According to documents filed in federal court, the suit claims H&R Block improperly filled out a form used to claim educational credits. This caused a delay in the trio's tax returns, and money they say they were counting on.
For struggling Northwestern Michigan College Students Jessica Scruggs, Bruce Kenney, and Ferris State University student Cindy Russell, tax refunds mean gas in their cars, money for bills and food on the table.
"I'm a single parent and depend on my taxes every year so I can take care of things my son and I need for the rest of the year," said Russell.
But this year, that money isn't coming back as quickly as they say it was promised.
"I called H&R Block and they said it was the IRS' fault," said Scruggs. "And the IRS basically said that H&R Block didn't upgrade their software."
All three, relying on H&R Block's timely guarantee, have been waiting more than six weeks for their refunds.
"They tell me, oh, it's being processed, so between 1-4 weeks," said Kenney. "Well, I waited the 1-4, which you know, never happened. And then I called them again this week, then they said well, 1-4..."

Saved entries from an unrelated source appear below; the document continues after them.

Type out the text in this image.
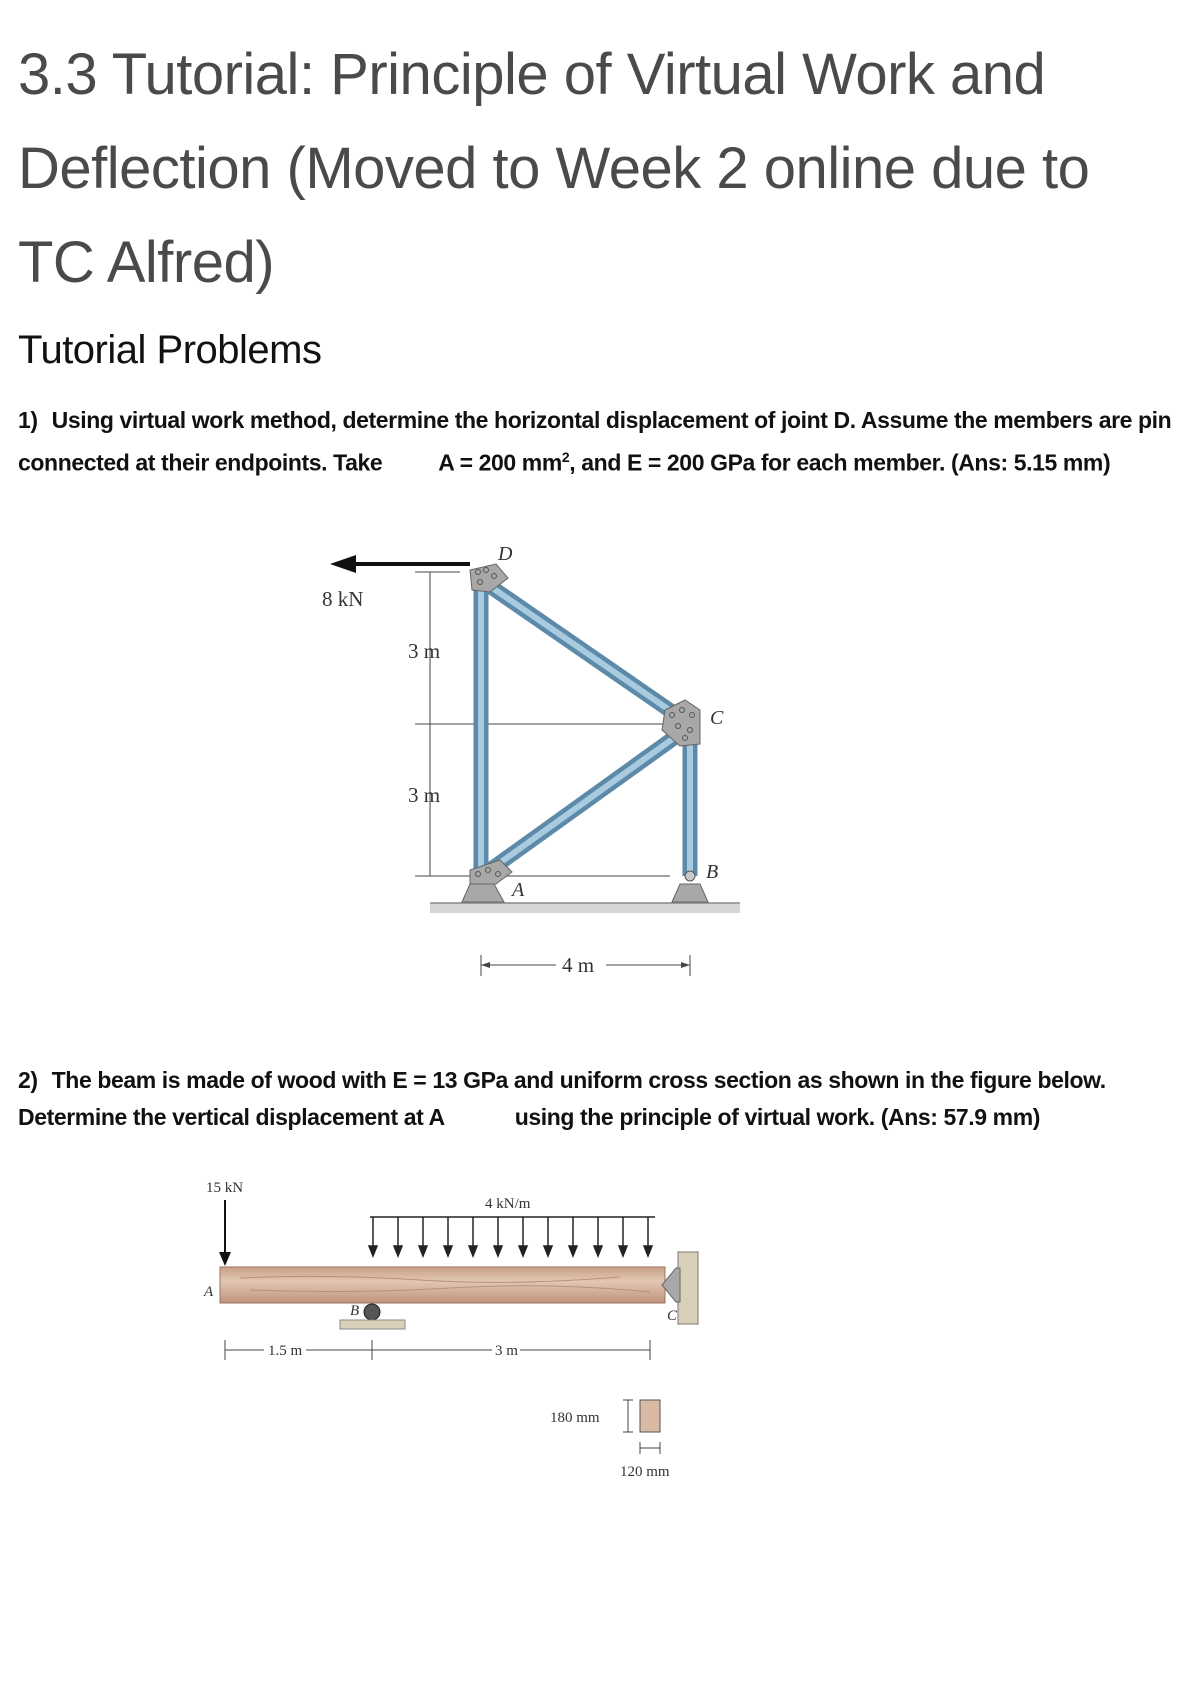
3.3 Tutorial: Principle of Virtual Work and
Deflection (Moved to Week 2 online due to
TC Alfred)
Tutorial Problems

1) Using virtual work method, determine the horizontal displacement of joint D. Assume the members are pin connected at their endpoints. Take A = 200 $mm^2$, and E = 200 GPa for each member. (Ans: 5.15 mm)

8 kN
3 m
3 m
4 m
D
C
B
A

2) The beam is made of wood with E = 13 GPa and uniform cross section as shown in the figure below. Determine the vertical displacement at A	using the principle of virtual work. (Ans: 57.9 mm)

15 kN
4 kN/m
A
B	C
1.5 m	3 m
180 mm
120 mm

The common problem: The American Opportunity and Lifetime Learning Credit, also known as Form 8863. This form helps offset education costs. The trio says this form was incorrectly filled out, slowing down the process, and in return, each one of their refunds.

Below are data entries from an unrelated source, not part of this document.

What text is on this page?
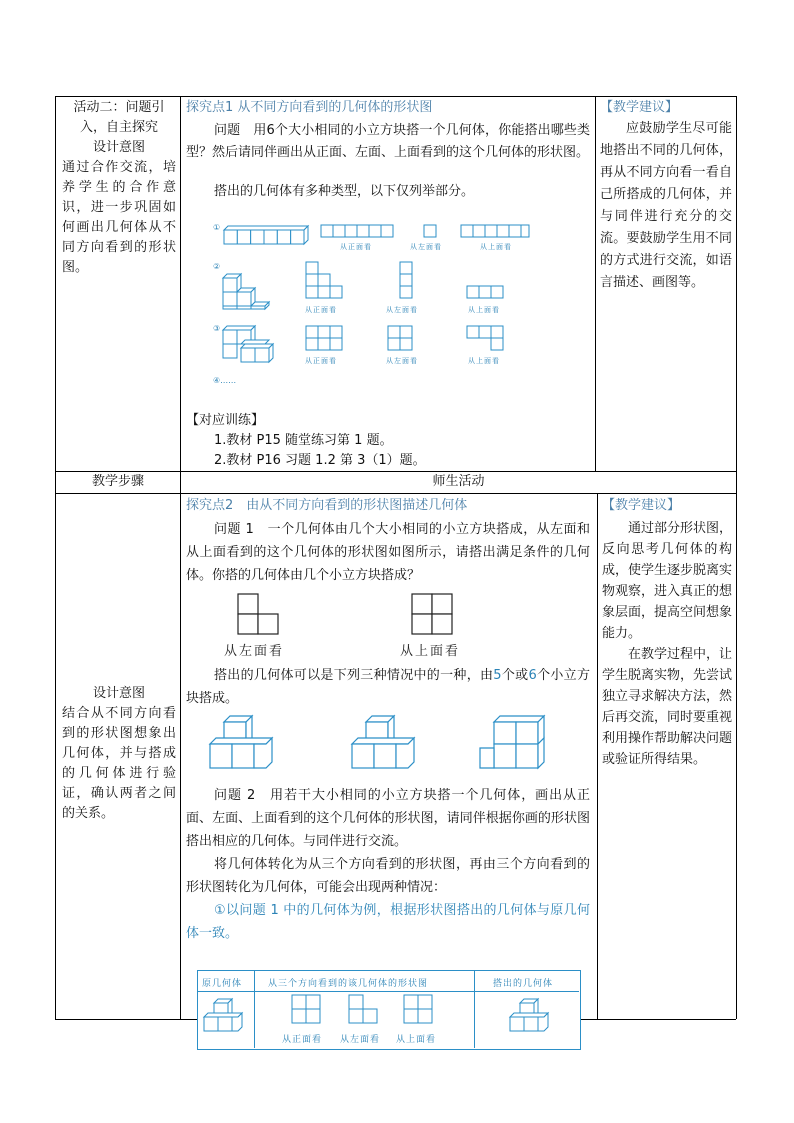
活动二：问题引入，自主探究
设计意图
通过合作交流，培养学生的合作意识，进一步巩固如何画出几何体从不同方向看到的形状图。
探究点1 从不同方向看到的几何体的形状图
问题　用6个大小相同的小立方块搭一个几何体，你能搭出哪些类型？然后请同伴画出从正面、左面、上面看到的这个几何体的形状图。
搭出的几何体有多种类型，以下仅列举部分。
①
②
③
④……
从正面看	从左面看	从上面看
从正面看	从左面看	从上面看
从正面看	从左面看	从上面看
【对应训练】
1.教材 P15 随堂练习第 1 题。
2.教材 P16 习题 1.2 第 3（1）题。
【教学建议】
应鼓励学生尽可能地搭出不同的几何体，再从不同方向看一看自己所搭成的几何体，并与同伴进行充分的交流。要鼓励学生用不同的方式进行交流，如语言描述、画图等。
教学步骤	师生活动
设计意图
结合从不同方向看到的形状图想象出几何体，并与搭成的几何体进行验证，确认两者之间的关系。
探究点2　由从不同方向看到的形状图描述几何体
问题 1　一个几何体由几个大小相同的小立方块搭成，从左面和从上面看到的这个几何体的形状图如图所示，请搭出满足条件的几何体。你搭的几何体由几个小立方块搭成？
从左面看	从上面看
搭出的几何体可以是下列三种情况中的一种，由5个或6个小立方块搭成。
问题 2　用若干大小相同的小立方块搭一个几何体，画出从正面、左面、上面看到的这个几何体的形状图，请同伴根据你画的形状图搭出相应的几何体。与同伴进行交流。
将几何体转化为从三个方向看到的形状图，再由三个方向看到的形状图转化为几何体，可能会出现两种情况：
①以问题 1 中的几何体为例，根据形状图搭出的几何体与原几何体一致。
原几何体	从三个方向看到的该几何体的形状图	搭出的几何体
从正面看 从左面看 从上面看
【教学建议】
通过部分形状图，反向思考几何体的构成，使学生逐步脱离实物观察，进入真正的想象层面，提高空间想象能力。
在教学过程中，让学生脱离实物，先尝试独立寻求解决方法，然后再交流，同时要重视利用操作帮助解决问题或验证所得结果。
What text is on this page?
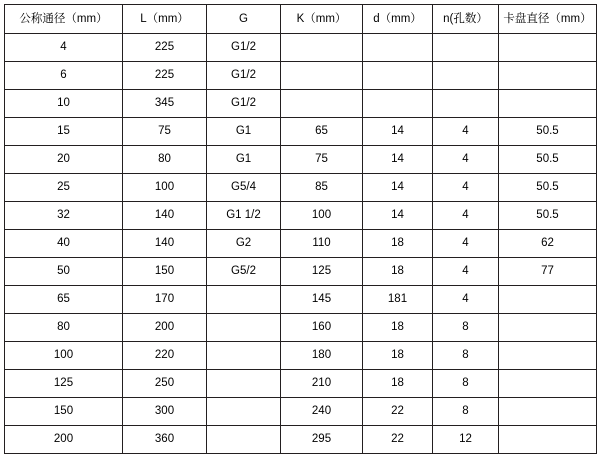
公称通径（mm）	L（mm）	G	K（mm）	d（mm）	n(孔数）	卡盘直径（mm）
4	225	G1/2				
6	225	G1/2				
10	345	G1/2				
15	75	G1	65	14	4	50.5
20	80	G1	75	14	4	50.5
25	100	G5/4	85	14	4	50.5
32	140	G1 1/2	100	14	4	50.5
40	140	G2	110	18	4	62
50	150	G5/2	125	18	4	77
65	170		145	181	4	
80	200		160	18	8	
100	220		180	18	8	
125	250		210	18	8	
150	300		240	22	8	
200	360		295	22	12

"I've always gotten my taxes back within three weeks, so this is mind-blowing and really stressful," said Russell.
Not only is this a problem for these three, but federal court documents show approximately 600,000 other people with the same delay. Six weeks late.
"They guarantee a certain turn around time on refunds, so people sign up for H&R Block and use their services, relying on those guarantees, and they're not getting these guarantees," said Alyson Oliver, attorney and counselor with The Oliver Law Group. "They want refunds of the funds from hiring H&R Block to do these things that they really haven't done."
Oliver says a class-action lawsuit is necessary, and warns folks to beware of that fine print.
"We would like more people to come forward," said Oliver. "The big issue is in this case is that H&R Block has an arbitration clause in their contracts, and that prevents class-action lawsuits from going forward (if the person who signed it doesn't opt of that arbitration clause)."
In response to the hundreds of thousands of people affected, H&R Block CEO Bill Cobb issued the following statement:
"This was an issue with the form transmission. This was our mistake, and I sincerely apologize. I want you to know that we hear the frustration of those impacted by this issue loud and clear, and we're working every avenue we can to get your refund to you as fast as possible."
But Scruggs, Russell, and Kenney say an apology isn't putting gas in their cars or paying their bills on time.
"This last month or two has been very stressful," said Scruggs. "It's upsetting, it's depressing."
"It was an awful lot of money to spend to not get our money on time," said Russell.